Not exactly. Effectively, however, it is possible if a user wants to change a file’s owner from someone else to himself. For this, the user must have read access to the file and write access in the directory the file lives in. Here is a little bash script that does this trick.

    /bin/cp -a $1 $1.NEW; /bin/mv $1.NEW $1
Can anyone besides the superuser allow membership into a group??

(Unconfirmed guess - dependent on the perms of /etc/group???)

What permissions are required to "chmod" a file??

If you own it, then 0000 is ok (if it’s a directory and you’re in it, you can block yourself from further meddling - just cd out of it and you can do what needs to be done).

What permissions are required to "touch" a file??

If you own it, then 0000 is ok. If you don’t own it and are NOT in its group, then 0002 is sufficient. 0020 works if you’re in the group, but 0002 does not. Looks like the same is true for directories.

Can being a member of the file’s group block access??


-------rw-  1 notme nonmember  438 Dec 12 08:34 IamNOTinitsgroup
-------rw-  1 notme member     292 Dec 12 08:32 Iaminitsgroup
$ echo >> IamNOTinitsgroup      # This is ok!
$ echo >> Iaminitsgroup         # Permission denied!
What happens to hard linked files when the permission of one is changed??

The other one is changed too.

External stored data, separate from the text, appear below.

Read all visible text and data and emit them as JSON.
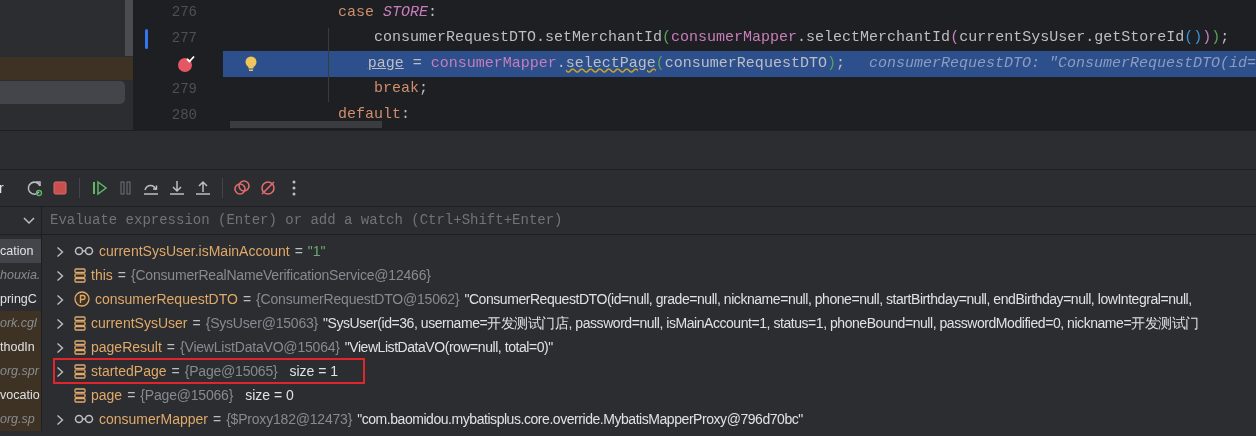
{
  "editor": {
    "lines": [
      {
        "number": "276",
        "kind": "label",
        "changed": false,
        "current": false,
        "breakpoint": false,
        "tokens": [
          {
            "text": "case ",
            "kind": "keyword"
          },
          {
            "text": "STORE",
            "kind": "constant"
          },
          {
            "text": ":",
            "kind": "plain"
          }
        ]
      },
      {
        "number": "277",
        "kind": "statement",
        "changed": true,
        "current": false,
        "breakpoint": false,
        "tokens": [
          {
            "text": "consumerRequestDTO.setMerchantId",
            "kind": "plain"
          },
          {
            "text": "(",
            "kind": "paren1"
          },
          {
            "text": "consumerMapper",
            "kind": "field"
          },
          {
            "text": ".selectMerchantId",
            "kind": "plain"
          },
          {
            "text": "(",
            "kind": "paren2"
          },
          {
            "text": "currentSysUser.getStoreId",
            "kind": "plain"
          },
          {
            "text": "()",
            "kind": "paren3"
          },
          {
            "text": ")",
            "kind": "paren2"
          },
          {
            "text": ")",
            "kind": "paren1"
          },
          {
            "text": ";",
            "kind": "plain"
          }
        ]
      },
      {
        "kind": "statement",
        "changed": false,
        "current": true,
        "breakpoint": true,
        "tokens": [
          {
            "text": "page",
            "kind": "underlined"
          },
          {
            "text": " = ",
            "kind": "plain"
          },
          {
            "text": "consumerMapper",
            "kind": "field"
          },
          {
            "text": ".",
            "kind": "plain"
          },
          {
            "text": "selectPage",
            "kind": "warning"
          },
          {
            "text": "(",
            "kind": "paren1"
          },
          {
            "text": "consumerRequestDTO",
            "kind": "plain"
          },
          {
            "text": ")",
            "kind": "paren1"
          },
          {
            "text": ";",
            "kind": "plain"
          }
        ],
        "hint": "consumerRequestDTO: \"ConsumerRequestDTO(id="
      },
      {
        "number": "279",
        "kind": "statement",
        "changed": false,
        "current": false,
        "breakpoint": false,
        "tokens": [
          {
            "text": "break",
            "kind": "keyword"
          },
          {
            "text": ";",
            "kind": "plain"
          }
        ]
      },
      {
        "number": "280",
        "kind": "label",
        "changed": false,
        "current": false,
        "breakpoint": false,
        "tokens": [
          {
            "text": "default",
            "kind": "keyword"
          },
          {
            "text": ":",
            "kind": "plain"
          }
        ]
      }
    ]
  },
  "toolbar": {
    "label": "r"
  },
  "watch_field": {
    "placeholder": "Evaluate expression (Enter) or add a watch (Ctrl+Shift+Enter)"
  },
  "frames": [
    {
      "text": "cation",
      "selected": true,
      "kind": "app",
      "external": false
    },
    {
      "text": "houxia.",
      "selected": false,
      "kind": "library",
      "external": false
    },
    {
      "text": "pringC",
      "selected": false,
      "kind": "app",
      "external": false
    },
    {
      "text": "ork.cgl",
      "selected": false,
      "kind": "library",
      "external": true
    },
    {
      "text": "thodIn",
      "selected": false,
      "kind": "app",
      "external": true
    },
    {
      "text": "org.spr",
      "selected": false,
      "kind": "library",
      "external": true
    },
    {
      "text": "vocatio",
      "selected": false,
      "kind": "app",
      "external": true
    },
    {
      "text": "org.sp",
      "selected": false,
      "kind": "library",
      "external": true
    }
  ],
  "variables": [
    {
      "kind": "watch",
      "expandable": true,
      "highlighted": false,
      "name": "currentSysUser.isMainAccount",
      "operator": "=",
      "string": "\"1\""
    },
    {
      "kind": "field",
      "expandable": true,
      "highlighted": false,
      "name": "this",
      "operator": "=",
      "type": "{ConsumerRealNameVerificationService@12466}"
    },
    {
      "kind": "parameter",
      "expandable": true,
      "highlighted": false,
      "name": "consumerRequestDTO",
      "operator": "=",
      "type": "{ConsumerRequestDTO@15062}",
      "value": "\"ConsumerRequestDTO(id=null, grade=null, nickname=null, phone=null, startBirthday=null, endBirthday=null, lowIntegral=null,"
    },
    {
      "kind": "field",
      "expandable": true,
      "highlighted": false,
      "name": "currentSysUser",
      "operator": "=",
      "type": "{SysUser@15063}",
      "value": "\"SysUser(id=36, username=开发测试门店, password=null, isMainAccount=1, status=1, phoneBound=null, passwordModified=0, nickname=开发测试门"
    },
    {
      "kind": "field",
      "expandable": true,
      "highlighted": false,
      "name": "pageResult",
      "operator": "=",
      "type": "{ViewListDataVO@15064}",
      "value": "\"ViewListDataVO(row=null, total=0)\""
    },
    {
      "kind": "field",
      "expandable": true,
      "highlighted": true,
      "name": "startedPage",
      "operator": "=",
      "type": "{Page@15065}",
      "size": "size = 1"
    },
    {
      "kind": "field",
      "expandable": false,
      "highlighted": false,
      "name": "page",
      "operator": "=",
      "type": "{Page@15066}",
      "size": "size = 0"
    },
    {
      "kind": "watch",
      "expandable": true,
      "highlighted": false,
      "name": "consumerMapper",
      "operator": "=",
      "type": "{$Proxy182@12473}",
      "value": "\"com.baomidou.mybatisplus.core.override.MybatisMapperProxy@796d70bc\""
    }
  ]
}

The same is true for "touch".

What does a plus mean at the end of a permission string??

Here’s what that looks like.

-rw-r--r--+  1 xed   alab 4.9M Apr 25 11:51 j27k_CAT_ms.icb

It seems that this is related to security issues. From the ls man page: "If the file or directory has extended security information, the permissions field printed by the -l option is followed by a + character." Note however, that I have seen this with NFS where it spontaneously just went away.